Paul Sensmeier broke his leg earlier this year. His wife of fifty years, Susie, had a birthday coming up, so instead of going to a physical store, he ordered a gift for her, which would arrive to his home via Fedex.
But this FedEx delivery was different. The last leg of the delivery, traditionally done via drone, was done with a drone.
That Wing drone delivery was among the first of what will likely be hundreds of drone deliveries directly to U.S. homes. Wing, the drone arm affiliated with X, the company formerly known as Google, earlier this year received an expanded Air Carrier Certificate from the Federal Aviation Administration FAA, that allows it to significantly increase the scope of its drone deliveries, beyond just one-off tests.

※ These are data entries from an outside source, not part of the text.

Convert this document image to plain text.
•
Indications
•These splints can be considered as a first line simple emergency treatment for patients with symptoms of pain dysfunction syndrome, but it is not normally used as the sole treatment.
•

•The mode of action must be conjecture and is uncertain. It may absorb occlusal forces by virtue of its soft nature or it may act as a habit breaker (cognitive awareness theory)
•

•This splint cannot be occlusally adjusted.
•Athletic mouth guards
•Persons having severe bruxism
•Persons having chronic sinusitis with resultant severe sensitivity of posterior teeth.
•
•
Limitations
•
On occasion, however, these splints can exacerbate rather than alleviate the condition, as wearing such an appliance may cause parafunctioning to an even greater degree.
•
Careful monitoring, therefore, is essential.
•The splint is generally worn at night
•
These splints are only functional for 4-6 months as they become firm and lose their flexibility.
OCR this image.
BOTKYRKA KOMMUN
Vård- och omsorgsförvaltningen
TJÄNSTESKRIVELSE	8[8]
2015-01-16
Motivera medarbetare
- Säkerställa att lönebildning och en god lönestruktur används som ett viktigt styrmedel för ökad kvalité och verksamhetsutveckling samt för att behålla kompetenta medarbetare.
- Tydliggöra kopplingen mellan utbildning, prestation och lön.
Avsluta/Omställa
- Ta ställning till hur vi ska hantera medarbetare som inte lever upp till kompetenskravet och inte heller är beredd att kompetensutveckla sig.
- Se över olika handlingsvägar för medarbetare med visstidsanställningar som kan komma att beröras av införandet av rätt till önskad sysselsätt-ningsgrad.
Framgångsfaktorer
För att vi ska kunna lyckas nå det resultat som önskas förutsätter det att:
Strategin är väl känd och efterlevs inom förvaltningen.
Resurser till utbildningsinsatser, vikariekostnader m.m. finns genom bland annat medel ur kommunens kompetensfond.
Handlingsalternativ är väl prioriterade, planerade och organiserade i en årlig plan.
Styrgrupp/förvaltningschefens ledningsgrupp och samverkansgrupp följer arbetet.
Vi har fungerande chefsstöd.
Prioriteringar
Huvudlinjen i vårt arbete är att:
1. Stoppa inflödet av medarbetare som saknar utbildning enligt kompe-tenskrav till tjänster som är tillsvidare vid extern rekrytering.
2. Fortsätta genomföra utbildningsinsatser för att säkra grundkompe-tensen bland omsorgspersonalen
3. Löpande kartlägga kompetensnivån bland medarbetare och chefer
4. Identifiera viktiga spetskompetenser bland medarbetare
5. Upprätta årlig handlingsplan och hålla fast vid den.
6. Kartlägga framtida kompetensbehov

The new crop of deliveries are being brought to residents of Christiansburg, Virginia. Christiansburg has been a part of the FAA’s Unmanned Aircraft Systems Integration Pilot Program for a while now due to a partnership with Virginia Tech and Virginia Tech’s Mid-Atlantic Aviation Partnership (MAAP), located in nearby Blacksburg. The Wing deliveries are partnering with Fedex, Walgreens and a small retailer called Sugar Magnolia to deliver products to people’s homes, and Christiansburg residents can sign up to be a part of the program here.
For the Sensmeiers, Wing’s convenience was a big part of their interest in getting the birthday gift delivered by drone.
“It’s not always easy getting up and getting out,” Susie Sensmeier said. “Paul broke his leg in June. We know what it’s like to feel stuck sometimes.”
With the new Wing drone delivery permissions from the FAA, the company can now have multiple pilots oversee multiple unmanned aircraft, making commercial deliveries for the general public much more scalable.
Wing’s drones deliver products through a controlled dropping mechanism, so the drone never has to land in people’s yards. Instead, upon arrival, the aircraft gently lowers the package to a small, designated location in the yard or driveway, before returning to Wing’s headquarters in North Christiansburg.